The attempts we’re seeing to get everyone to care about everything that happens everywhere equally are futile, because media coverage is not motivated by the media’s beliefs about which stories are important, it’s motivated by the media’s beliefs about which stories will get us to pay attention. They have decades of research on our behavior. They know fear works, and they know what scares us and what doesn’t. Even in a world without systemic racism of any kind, the media would behave the same way, and ordinary people would behave the same way. Racism does not cause fear, fear feeds racism–when we are afraid, we demonize outsiders, we demonize people who are different from us, even on trivial and arbitrary grounds. Media coverage feeds racism, but it is not designed with that in mind–it is designed to produce fear, and racism is a second order consequence, albeit a very important one.

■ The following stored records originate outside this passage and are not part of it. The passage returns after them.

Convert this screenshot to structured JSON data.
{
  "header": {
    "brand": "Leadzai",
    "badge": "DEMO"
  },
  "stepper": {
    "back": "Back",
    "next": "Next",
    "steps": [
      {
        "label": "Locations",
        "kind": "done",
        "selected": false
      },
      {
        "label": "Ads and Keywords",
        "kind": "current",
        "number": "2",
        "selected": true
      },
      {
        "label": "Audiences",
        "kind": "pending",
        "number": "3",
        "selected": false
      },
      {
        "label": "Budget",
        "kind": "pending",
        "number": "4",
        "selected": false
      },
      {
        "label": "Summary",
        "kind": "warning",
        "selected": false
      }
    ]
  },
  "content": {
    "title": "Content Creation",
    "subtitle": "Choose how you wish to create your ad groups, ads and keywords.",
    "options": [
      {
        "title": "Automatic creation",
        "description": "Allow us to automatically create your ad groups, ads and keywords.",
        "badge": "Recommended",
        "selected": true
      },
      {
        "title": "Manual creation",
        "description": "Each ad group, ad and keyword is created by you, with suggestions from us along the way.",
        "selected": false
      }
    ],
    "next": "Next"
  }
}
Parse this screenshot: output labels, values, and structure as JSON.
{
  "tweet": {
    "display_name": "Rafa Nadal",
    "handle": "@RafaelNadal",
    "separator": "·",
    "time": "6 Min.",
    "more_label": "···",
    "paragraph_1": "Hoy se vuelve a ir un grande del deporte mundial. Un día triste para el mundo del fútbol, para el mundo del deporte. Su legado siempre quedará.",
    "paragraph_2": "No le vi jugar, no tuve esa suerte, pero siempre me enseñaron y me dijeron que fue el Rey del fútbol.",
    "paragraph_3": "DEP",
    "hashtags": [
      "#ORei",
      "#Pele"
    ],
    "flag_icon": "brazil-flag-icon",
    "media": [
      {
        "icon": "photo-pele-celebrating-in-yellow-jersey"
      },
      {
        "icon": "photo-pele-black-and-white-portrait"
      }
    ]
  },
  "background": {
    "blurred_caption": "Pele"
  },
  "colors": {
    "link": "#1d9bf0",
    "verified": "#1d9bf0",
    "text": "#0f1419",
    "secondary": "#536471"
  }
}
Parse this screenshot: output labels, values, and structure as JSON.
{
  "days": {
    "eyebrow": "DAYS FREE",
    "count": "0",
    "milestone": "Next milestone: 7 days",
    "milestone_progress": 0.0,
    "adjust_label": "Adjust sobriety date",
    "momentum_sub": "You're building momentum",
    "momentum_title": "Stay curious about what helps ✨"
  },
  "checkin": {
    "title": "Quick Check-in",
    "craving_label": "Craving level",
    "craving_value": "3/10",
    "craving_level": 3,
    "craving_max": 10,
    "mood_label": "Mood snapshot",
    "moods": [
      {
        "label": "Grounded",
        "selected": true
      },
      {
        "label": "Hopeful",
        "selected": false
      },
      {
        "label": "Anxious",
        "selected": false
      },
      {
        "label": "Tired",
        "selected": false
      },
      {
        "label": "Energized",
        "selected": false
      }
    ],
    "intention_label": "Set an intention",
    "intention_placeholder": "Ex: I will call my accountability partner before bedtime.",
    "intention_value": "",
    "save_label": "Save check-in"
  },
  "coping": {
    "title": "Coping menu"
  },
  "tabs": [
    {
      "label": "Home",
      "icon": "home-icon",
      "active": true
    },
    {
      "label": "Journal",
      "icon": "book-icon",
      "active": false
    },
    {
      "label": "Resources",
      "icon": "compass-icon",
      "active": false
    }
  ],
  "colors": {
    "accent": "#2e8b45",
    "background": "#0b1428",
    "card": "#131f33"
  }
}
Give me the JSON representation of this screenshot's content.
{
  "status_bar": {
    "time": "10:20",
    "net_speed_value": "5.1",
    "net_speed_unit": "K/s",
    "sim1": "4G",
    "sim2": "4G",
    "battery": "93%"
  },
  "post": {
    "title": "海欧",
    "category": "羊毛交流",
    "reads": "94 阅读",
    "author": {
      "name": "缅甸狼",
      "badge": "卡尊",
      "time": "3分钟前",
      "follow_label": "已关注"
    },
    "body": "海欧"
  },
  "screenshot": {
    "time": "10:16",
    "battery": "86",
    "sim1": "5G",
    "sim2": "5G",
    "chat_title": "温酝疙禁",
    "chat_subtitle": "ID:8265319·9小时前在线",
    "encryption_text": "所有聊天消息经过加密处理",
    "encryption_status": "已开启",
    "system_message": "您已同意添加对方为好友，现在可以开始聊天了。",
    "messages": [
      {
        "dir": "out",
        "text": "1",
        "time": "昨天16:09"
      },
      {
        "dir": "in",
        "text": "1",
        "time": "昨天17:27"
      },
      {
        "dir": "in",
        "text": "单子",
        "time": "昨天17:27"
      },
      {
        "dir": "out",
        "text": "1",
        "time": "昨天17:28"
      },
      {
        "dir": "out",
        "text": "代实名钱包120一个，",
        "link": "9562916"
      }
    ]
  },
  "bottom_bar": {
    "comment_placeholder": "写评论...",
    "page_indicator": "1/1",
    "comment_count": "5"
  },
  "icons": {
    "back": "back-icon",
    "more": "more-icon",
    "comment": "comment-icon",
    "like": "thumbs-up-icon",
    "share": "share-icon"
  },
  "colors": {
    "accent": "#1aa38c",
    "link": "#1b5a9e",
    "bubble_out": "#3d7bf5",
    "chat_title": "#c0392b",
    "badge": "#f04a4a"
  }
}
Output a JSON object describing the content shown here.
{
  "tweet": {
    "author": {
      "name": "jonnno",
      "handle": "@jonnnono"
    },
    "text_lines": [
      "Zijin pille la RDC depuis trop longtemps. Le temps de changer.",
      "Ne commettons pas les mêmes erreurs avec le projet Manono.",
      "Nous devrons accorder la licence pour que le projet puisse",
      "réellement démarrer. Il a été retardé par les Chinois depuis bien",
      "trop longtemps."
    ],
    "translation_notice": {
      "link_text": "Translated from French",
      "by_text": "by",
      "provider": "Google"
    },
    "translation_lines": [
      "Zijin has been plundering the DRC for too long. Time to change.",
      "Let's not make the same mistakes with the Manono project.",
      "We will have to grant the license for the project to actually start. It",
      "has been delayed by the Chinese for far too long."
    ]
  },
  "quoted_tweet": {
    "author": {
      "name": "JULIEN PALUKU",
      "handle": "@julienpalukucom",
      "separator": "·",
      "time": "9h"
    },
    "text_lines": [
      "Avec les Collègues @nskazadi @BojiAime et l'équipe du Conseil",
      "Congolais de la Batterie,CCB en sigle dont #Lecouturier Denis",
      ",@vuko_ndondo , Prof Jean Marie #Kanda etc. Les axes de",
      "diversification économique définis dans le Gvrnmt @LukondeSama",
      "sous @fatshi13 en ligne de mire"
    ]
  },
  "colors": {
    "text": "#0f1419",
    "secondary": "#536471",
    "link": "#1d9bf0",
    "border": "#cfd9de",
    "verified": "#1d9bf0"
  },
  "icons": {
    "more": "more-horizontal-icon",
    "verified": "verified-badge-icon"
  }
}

If we really wanted to do something to equalize the coverage and stop systemic racism, we would stop being so afraid all the time. We would stop reacting to sensationalist media coverage. We would stop paying so much attention to terrorism and we would demand that the media address chronic issues like climate change and poverty. We would not listen to stories about homicides and abductions, we would not allow ourselves to be gripped by the fear of crime perpetrated by racial minorities. We would recognize that the only thing we have to fear is fear itself–the serious political consequences of fear mobilized for reckless purposes by cowards and fools. If we want to combat that fear in our society, the solution is not to send thoughts and prayers to Paris or to Beirut. It is to stop focusing on immediate tragedies, to stop being driven by fear. Instead we must start focusing on the chronic issues that create real suffering in the world. Lack of socioeconomic opportunity, broken political systems, inequality, and so on.

After all, why do we think these young men joined the Islamic State in the first place? They’re marginalized, they have no economic opportunity, they’re poorly educated, and they have no confidence in their political systems. Chronic problems create terrorism. The politics of fear will never solve those problems. The world needs structural, institutional, and policy change, not prayers on Facebook. We should be a positive force by rejecting fear in all its forms, not by squabbling over which tragedy should scare us more. We must say no to tragedy hipsters, no to tragedy one-upping, no to the spreading of needless, unconstructive fear on social media.